AWS Fundamentals on Netmask, Route Table, Internet Gateway, Vpc
Written by
Introduction
No doubt in the coming years there will be various entrepreneurs who would thank AWS or Amazon Web Services for the immense growing popularity of their enterprises. So, it’s always a need to have a basic idea about the fundamentals of AWS Networking. The main aim of this article is to acknowledge the aspiring business developers with the ideologies related to the AWS Networking.
What is Netmask?
Netmask is a 32-bit “mask” that is used to divide an IP address into subnets and is also used to specify the network’s available hosts. In a Netmask, 2 bits are always automatically assigned. E.g., “255.255” in “255.255.255.0”.
What is Route Table?
Fundamentals for networking in the routing table are important for developers using AWS. The route table is responsible for deciding how the traffic flows between subnets. Since it is heavily related to a subnet, if you want to move traffic from a public network to a private network, you need to set up routing tables to define where services can access. Without route tables, we will have chunks of network with no rules about which devices can communicate among themselves and how they would communicate.
What is Internet Gateway?
For a networking developer, internet Gateway is a fundamental part of networking. Internet Gateway is a component in AWS which, when attached to a VPC, gives it public internet access. To create a public subnet, we need to create a regular subnet first and we need to update its route table to the internet. We also need to ensure that a VPC is set up with an internet gateway.

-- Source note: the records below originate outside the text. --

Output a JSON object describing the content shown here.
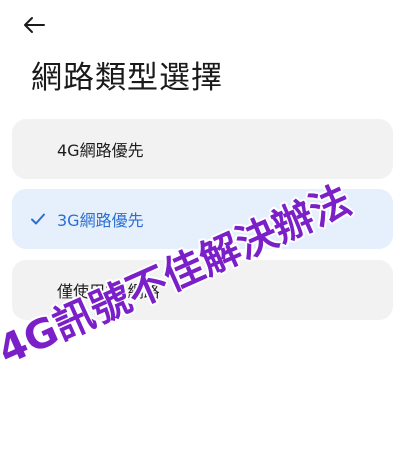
{
  "header": {
    "title": "網路類型選擇",
    "back_icon": "arrow-left-icon"
  },
  "options": [
    {
      "label": "4G網路優先",
      "selected": false
    },
    {
      "label": "3G網路優先",
      "selected": true
    },
    {
      "label": "僅使用2G網路",
      "selected": false
    }
  ],
  "overlay": {
    "text": "4G訊號不佳解決辦法"
  },
  "colors": {
    "accent": "#2c6fd1",
    "selected_bg": "#e6f0fc",
    "card_bg": "#f2f2f2",
    "overlay_text": "#7b1fc9",
    "overlay_outline": "#ffffff"
  }
}
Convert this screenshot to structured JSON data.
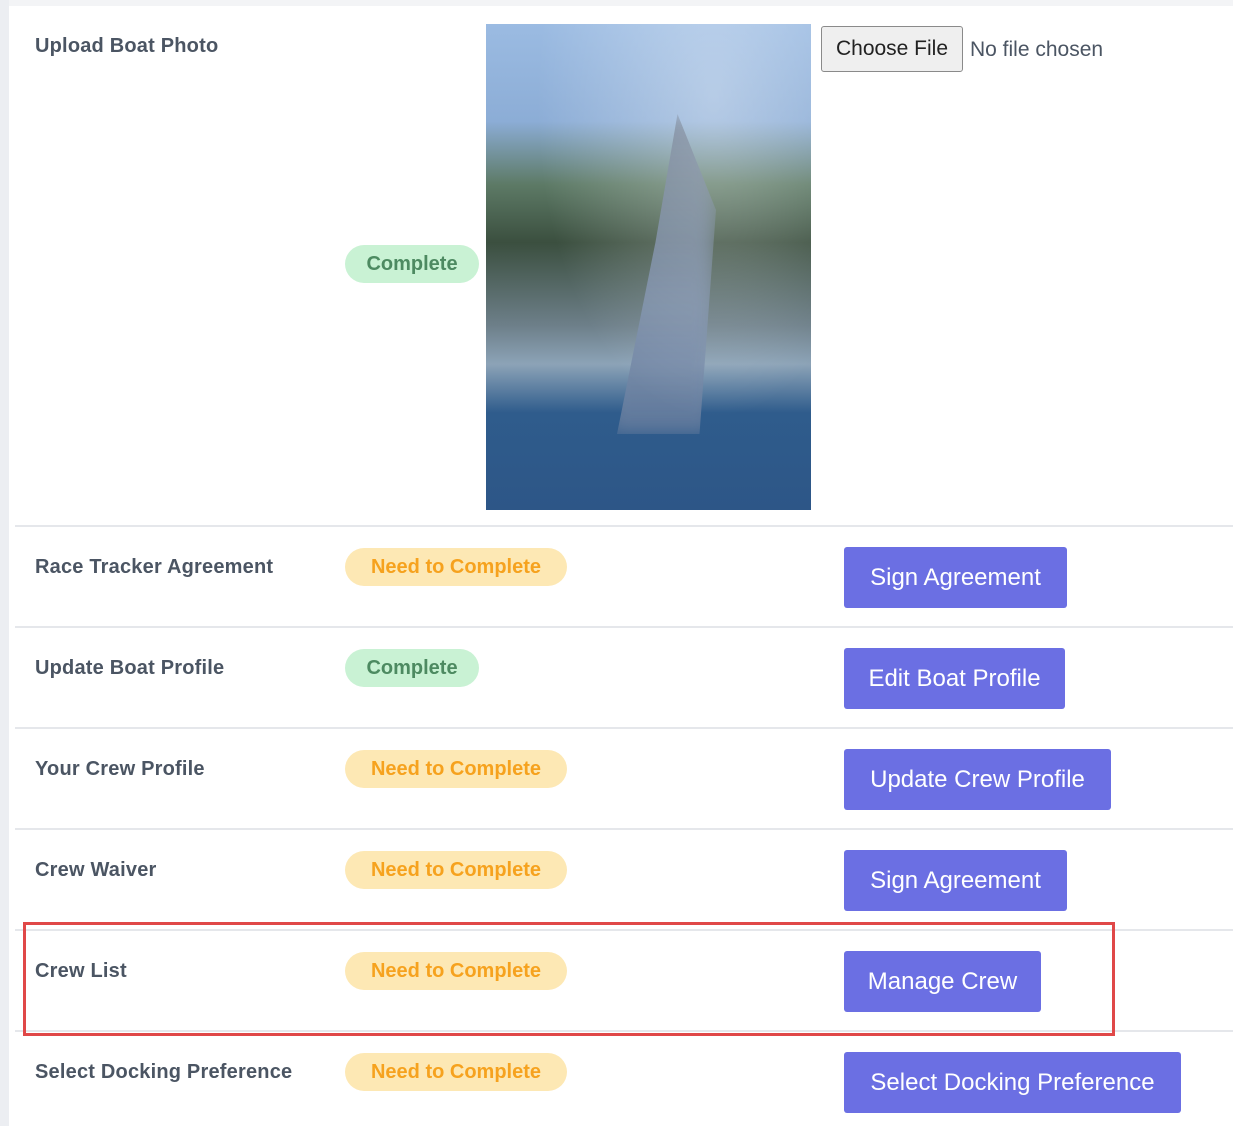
{
  "tasks": [
    {
      "label": "Upload Boat Photo",
      "status": "Complete",
      "status_type": "complete"
    },
    {
      "label": "Race Tracker Agreement",
      "status": "Need to Complete",
      "status_type": "pending",
      "action": "Sign Agreement"
    },
    {
      "label": "Update Boat Profile",
      "status": "Complete",
      "status_type": "complete",
      "action": "Edit Boat Profile"
    },
    {
      "label": "Your Crew Profile",
      "status": "Need to Complete",
      "status_type": "pending",
      "action": "Update Crew Profile"
    },
    {
      "label": "Crew Waiver",
      "status": "Need to Complete",
      "status_type": "pending",
      "action": "Sign Agreement"
    },
    {
      "label": "Crew List",
      "status": "Need to Complete",
      "status_type": "pending",
      "action": "Manage Crew",
      "highlighted": true
    },
    {
      "label": "Select Docking Preference",
      "status": "Need to Complete",
      "status_type": "pending",
      "action": "Select Docking Preference"
    }
  ],
  "file_input": {
    "button_label": "Choose File",
    "status_text": "No file chosen"
  },
  "colors": {
    "complete_bg": "#c9f2d4",
    "complete_text": "#4d8a61",
    "pending_bg": "#fde8b4",
    "pending_text": "#f6a21e",
    "button": "#6b6fe3",
    "highlight_border": "#e04848"
  }
}
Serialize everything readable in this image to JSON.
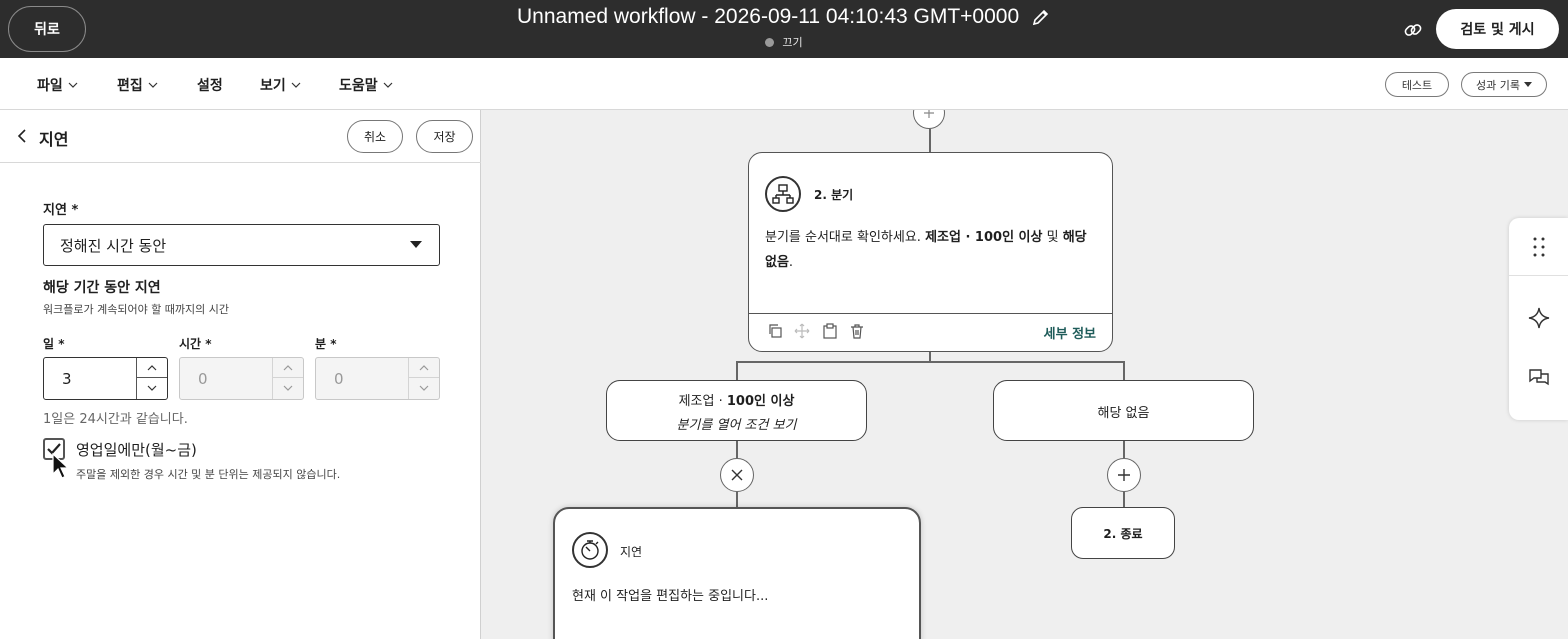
{
  "topbar": {
    "back_label": "뒤로",
    "title": "Unnamed workflow - 2026-09-11 04:10:43 GMT+0000",
    "status": "끄기",
    "publish_label": "검토 및 게시"
  },
  "menu": {
    "items": [
      {
        "label": "파일",
        "has_dropdown": true
      },
      {
        "label": "편집",
        "has_dropdown": true
      },
      {
        "label": "설정",
        "has_dropdown": false
      },
      {
        "label": "보기",
        "has_dropdown": true
      },
      {
        "label": "도움말",
        "has_dropdown": true
      }
    ],
    "test_label": "테스트",
    "performance_label": "성과 기록"
  },
  "panel": {
    "title": "지연",
    "cancel_label": "취소",
    "save_label": "저장",
    "delay_label": "지연 *",
    "delay_selected": "정해진 시간 동안",
    "duration_title": "해당 기간 동안 지연",
    "duration_sub": "워크플로가 계속되어야 할 때까지의 시간",
    "days_label": "일 *",
    "days_value": "3",
    "hours_label": "시간 *",
    "hours_value": "0",
    "minutes_label": "분 *",
    "minutes_value": "0",
    "day_note": "1일은 24시간과 같습니다.",
    "business_days_label": "영업일에만(월~금)",
    "business_days_checked": true,
    "business_days_note": "주말을 제외한 경우 시간 및 분 단위는 제공되지 않습니다."
  },
  "canvas": {
    "branch_card": {
      "title": "2. 분기",
      "body_prefix": "분기를 순서대로 확인하세요. ",
      "body_bold1": "제조업 · 100인 이상",
      "body_mid": " 및 ",
      "body_bold2": "해당 없음",
      "body_suffix": ".",
      "details_label": "세부 정보"
    },
    "branch_a": {
      "title_prefix": "제조업 · ",
      "title_bold": "100인 이상",
      "subtitle": "분기를 열어 조건 보기"
    },
    "branch_b": {
      "title": "해당 없음"
    },
    "end_node": {
      "label": "2. 종료"
    },
    "delay_card": {
      "title": "지연",
      "body": "현재 이 작업을 편집하는 중입니다..."
    }
  },
  "colors": {
    "topbar": "#2d2d2d",
    "details_link": "#1f5c5a",
    "canvas_bg": "#efefef"
  }
}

The Internet gateway is a bit confusing when we think about internet access because some services need a network coming in, like a static website whereas other services need traffic that flows out and not in, such as internal private micro-service that needs to pull in dependencies from other internet-based services. To set up an internet gateway, developers need to create a resource and attach it to a VPC.

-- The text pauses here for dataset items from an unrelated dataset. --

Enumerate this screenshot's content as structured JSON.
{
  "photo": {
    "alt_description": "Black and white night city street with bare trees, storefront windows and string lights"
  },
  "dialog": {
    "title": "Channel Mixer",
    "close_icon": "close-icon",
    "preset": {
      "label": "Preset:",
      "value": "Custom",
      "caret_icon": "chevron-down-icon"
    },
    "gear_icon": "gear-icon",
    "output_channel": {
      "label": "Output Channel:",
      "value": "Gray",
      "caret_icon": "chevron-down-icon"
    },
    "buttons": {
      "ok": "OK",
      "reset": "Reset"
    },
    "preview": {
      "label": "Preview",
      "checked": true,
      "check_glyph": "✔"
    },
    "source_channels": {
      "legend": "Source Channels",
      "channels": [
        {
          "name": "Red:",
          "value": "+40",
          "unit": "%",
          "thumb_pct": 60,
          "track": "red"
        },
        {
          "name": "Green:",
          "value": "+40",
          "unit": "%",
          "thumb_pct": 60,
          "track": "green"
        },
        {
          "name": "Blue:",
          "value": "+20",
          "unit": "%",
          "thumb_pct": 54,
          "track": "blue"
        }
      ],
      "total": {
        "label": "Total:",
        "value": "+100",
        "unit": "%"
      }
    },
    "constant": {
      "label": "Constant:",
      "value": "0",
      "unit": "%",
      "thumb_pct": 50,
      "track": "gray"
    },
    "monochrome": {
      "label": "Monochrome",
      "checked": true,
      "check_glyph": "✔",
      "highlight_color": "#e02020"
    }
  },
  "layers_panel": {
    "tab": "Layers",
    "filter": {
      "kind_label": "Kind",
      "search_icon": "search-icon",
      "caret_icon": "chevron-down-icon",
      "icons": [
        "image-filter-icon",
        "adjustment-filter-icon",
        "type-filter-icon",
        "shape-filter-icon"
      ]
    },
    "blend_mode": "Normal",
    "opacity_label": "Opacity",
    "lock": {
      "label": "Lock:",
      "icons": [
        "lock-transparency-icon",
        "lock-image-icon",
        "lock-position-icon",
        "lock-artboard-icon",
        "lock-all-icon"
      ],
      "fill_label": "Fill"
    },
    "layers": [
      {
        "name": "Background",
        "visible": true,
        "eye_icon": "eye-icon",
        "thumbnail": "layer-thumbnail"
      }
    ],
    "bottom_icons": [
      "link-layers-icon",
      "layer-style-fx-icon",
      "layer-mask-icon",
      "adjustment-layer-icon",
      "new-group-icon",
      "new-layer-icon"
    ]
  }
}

What is a Virtual Private Cloud (VPC)?
When you’re working with AWS, the only logical way for separating resources is a VPC or virtual private cloud. A VPC is basically a way to lay claim on the machine that belongs to you to prevent them from being accessed by anyone else.
When a developer owns a VPC, the resources contained within it can only communicate with other VPC resources unless they do some special tricks to connect the VPC’s. A developer creates a VPC when they define a range of private IP addresses to allocate to it.
Routing in a VPC
To communicate between the addresses of the machines, we need to route, and routing tables tell the system how the packets should move around and where to put the next packet. The routing table contains routes that contain the destination or target mapping. Destination here refers to the destination of CIDR, where you want traffic from your subnet to go.
The target here refers to the target through which destination traffic needs to be sent. A default main route table is provided to developers by AWS for every VPC. Developers can even create custom route tables and associate them with the subnet. AWS also creates a default route from communication with the VPC. Every VPC has a default route table and developers can find out everything inside their CIDR range via that.
To connect machines in the specific VPC to the internet, you need to have:
- Some form of connection to the internet
- Some route to the internet
- Some public address
- Some machines can only connect to the internet if it has a public subnet present.